Though endosonography can suggest a GCT, there are other differential diagnosis like leiomyoma from which we cannot differentiate by imaging. Histopathology with immunohistochemistry studies is the diagnostic procedure for the tumors. On gross examination, these are solid, firm, and non-enveloped tumors with a yellow or yellowish cross section usually located in the mucosa or submucosa. Characteristic microscopic picture is that of sheets or nests of round or polygonal large cells with abundant eosinophilic granular cytoplasm and small, round, central uniform nuclei (Figure 2).13 Histological criteria for diagnosing a malignant GCT as proposed by Fanburg-Smith et al. are: i) necrosis, ii) spindling, iii) vesicular nuclei with large nucleoli, iv) high nuclear-to-cytoplasmic ratio, v) increased mitotic activity (more than 2 mitoses per 10 high-power fields at 200× magnification), vi) pleomorphism. Those tumors which meet atleast 3 of these criteria are classified as malignant. Those that meet one or two are atypical. If there is only focal pleomorphism and none of the other criteria are satisfied, then they are classified as benign.14 So our patient fits into the criteria of a benign tumor, immunohistologically supported by a low Ki67 proliferative index. On PET-CT scan the FDG uptake of the esophageal tumor was suggestive of a benign pathology with a maximum standardized uptake value (SUV) of 2.21 and the liver lesion was non FDG avid. Hoess et al. have reported on the PET evaluation of breast GCT and according to them, in a population of 51 patients at their centre, a threshold SUV of 2.5 was able to best differentiate benign from malignant lesions.15 But there is not sufficient data on PET evaluation of esophageal GCT.

Figure 2.

Figure 2.

a) Esophageal tumor nodule at low magnification, Hematoxylin & Eosin (H&E, 100×). b) High magnification showing tumor composed of sheets of polygonal cells with eosinophilic cytoplasm, H&E 400×. c) Low Ki67 proliferative fraction, DAB chromogen 400×. d) Liver aspirate showing loose clusters of polygonal cells with variation in nuclear size and abundant cytoplasm, MGG 400×.

Conclusions

In this case report, our patient presented with a granular cell tumor of mid esophagus, which appeared benign on histology and PET imaging; however, it showed metastatic deposit in the liver which to our knowledge has not been reported before.
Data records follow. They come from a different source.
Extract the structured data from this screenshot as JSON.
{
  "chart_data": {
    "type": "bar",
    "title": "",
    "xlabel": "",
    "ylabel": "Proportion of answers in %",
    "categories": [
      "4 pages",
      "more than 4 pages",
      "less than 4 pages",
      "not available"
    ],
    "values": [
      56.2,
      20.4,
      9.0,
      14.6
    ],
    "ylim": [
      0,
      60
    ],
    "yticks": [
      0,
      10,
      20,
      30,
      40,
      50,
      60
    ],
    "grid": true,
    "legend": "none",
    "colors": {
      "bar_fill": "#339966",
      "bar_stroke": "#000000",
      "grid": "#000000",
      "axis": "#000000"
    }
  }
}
Malignant GCT are rare and constitute only 2% of these tumors. Differentiating a benign from a malignant GCT is a challenge, even with the existing histopathological, immunohistochemical and clinical criteria for differentiation. Moreover, most of the clinical data we have on GCT are based on individual case reports or small series studies. Information on the role of PET-CT in esophageal GCT is unfortunately lacking.